11.Bölüm

3.5K 245 31
                                    

'' Benim deneğim olur musun Park Jimin.''
Ellerim titriyordu. Bir elimde gönderdiği patikler diğer elimde ise yazdığı not vardı. Gözlerim ikisi arasında gidip geliyorken yanağımdan bir damla yaş süzüldü. Neden ağlıyordum şimdi?
Birden kapım çaldı. Hızla kapıya döndüğümde gözleri yaşlı bir Tae'yi beklemezdim. O da beni öyle beklemiyordu anlaşılan.
-Jimin? Neden ağlıyorsun? O elindekiler de ne?
Patiği ve notu ona uzatarak
-Al kendin bak, dedim.
Notu okuduğunda gözleri faltaşı gibi açıldı.

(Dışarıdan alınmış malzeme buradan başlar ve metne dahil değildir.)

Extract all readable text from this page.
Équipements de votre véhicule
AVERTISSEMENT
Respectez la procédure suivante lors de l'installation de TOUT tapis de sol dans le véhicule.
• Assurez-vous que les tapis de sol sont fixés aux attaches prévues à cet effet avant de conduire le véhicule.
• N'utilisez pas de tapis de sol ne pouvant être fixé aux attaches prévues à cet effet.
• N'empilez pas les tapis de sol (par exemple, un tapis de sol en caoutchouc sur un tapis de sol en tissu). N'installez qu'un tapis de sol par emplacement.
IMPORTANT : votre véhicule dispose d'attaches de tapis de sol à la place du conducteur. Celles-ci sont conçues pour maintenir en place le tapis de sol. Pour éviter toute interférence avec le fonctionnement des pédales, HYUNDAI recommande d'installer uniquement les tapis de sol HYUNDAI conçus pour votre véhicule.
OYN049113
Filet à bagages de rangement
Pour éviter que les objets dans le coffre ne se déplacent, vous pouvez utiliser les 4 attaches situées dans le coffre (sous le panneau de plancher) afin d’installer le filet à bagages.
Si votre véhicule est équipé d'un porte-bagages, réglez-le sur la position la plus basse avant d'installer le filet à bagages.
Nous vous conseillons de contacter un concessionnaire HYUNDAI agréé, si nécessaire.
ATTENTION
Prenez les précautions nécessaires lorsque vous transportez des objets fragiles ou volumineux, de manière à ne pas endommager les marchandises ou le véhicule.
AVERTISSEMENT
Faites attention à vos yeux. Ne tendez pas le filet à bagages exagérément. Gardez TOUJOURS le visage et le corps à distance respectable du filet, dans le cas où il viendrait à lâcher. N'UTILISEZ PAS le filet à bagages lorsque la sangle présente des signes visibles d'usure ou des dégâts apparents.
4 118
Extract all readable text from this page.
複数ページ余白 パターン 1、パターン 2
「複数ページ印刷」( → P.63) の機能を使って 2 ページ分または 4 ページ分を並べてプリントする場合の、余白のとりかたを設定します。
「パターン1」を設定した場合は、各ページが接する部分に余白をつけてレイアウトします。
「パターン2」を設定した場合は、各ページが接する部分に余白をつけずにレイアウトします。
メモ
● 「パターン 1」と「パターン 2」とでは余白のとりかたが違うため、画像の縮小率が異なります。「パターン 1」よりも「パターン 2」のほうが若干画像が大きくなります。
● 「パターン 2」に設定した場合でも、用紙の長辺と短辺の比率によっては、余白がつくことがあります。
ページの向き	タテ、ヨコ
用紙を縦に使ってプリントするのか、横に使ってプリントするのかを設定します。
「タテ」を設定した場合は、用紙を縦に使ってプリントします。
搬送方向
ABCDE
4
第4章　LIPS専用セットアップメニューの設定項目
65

-B-Bu resmen evlilik teklifi Jimin. Resmen adam sana gel benim ol demiş.
-Tae ben ne diyeceğim.
-İstiyor musun?
-Ben bilmiyorum. Aslında çok istiyorum ama eğer alfanın spermi omegaya uyum sağlamazsa ölebilirmiş.
-Anlıyorum. Ama denemeden bilemeyiz. Bay Jeon'un seni ne kadar çok sevdiğini anlıyorum, görüyorum. Eminim o senin için en iyi ve güvenilir şekilde ayarlayacaktır deneyi.
-Kabul ediyorum o zaman.
-Et. Liderin olarak seni onaylıyorum.
-Teşekkür ederim. Ve sen neden ağlıyordun şimdi söyle bakalım.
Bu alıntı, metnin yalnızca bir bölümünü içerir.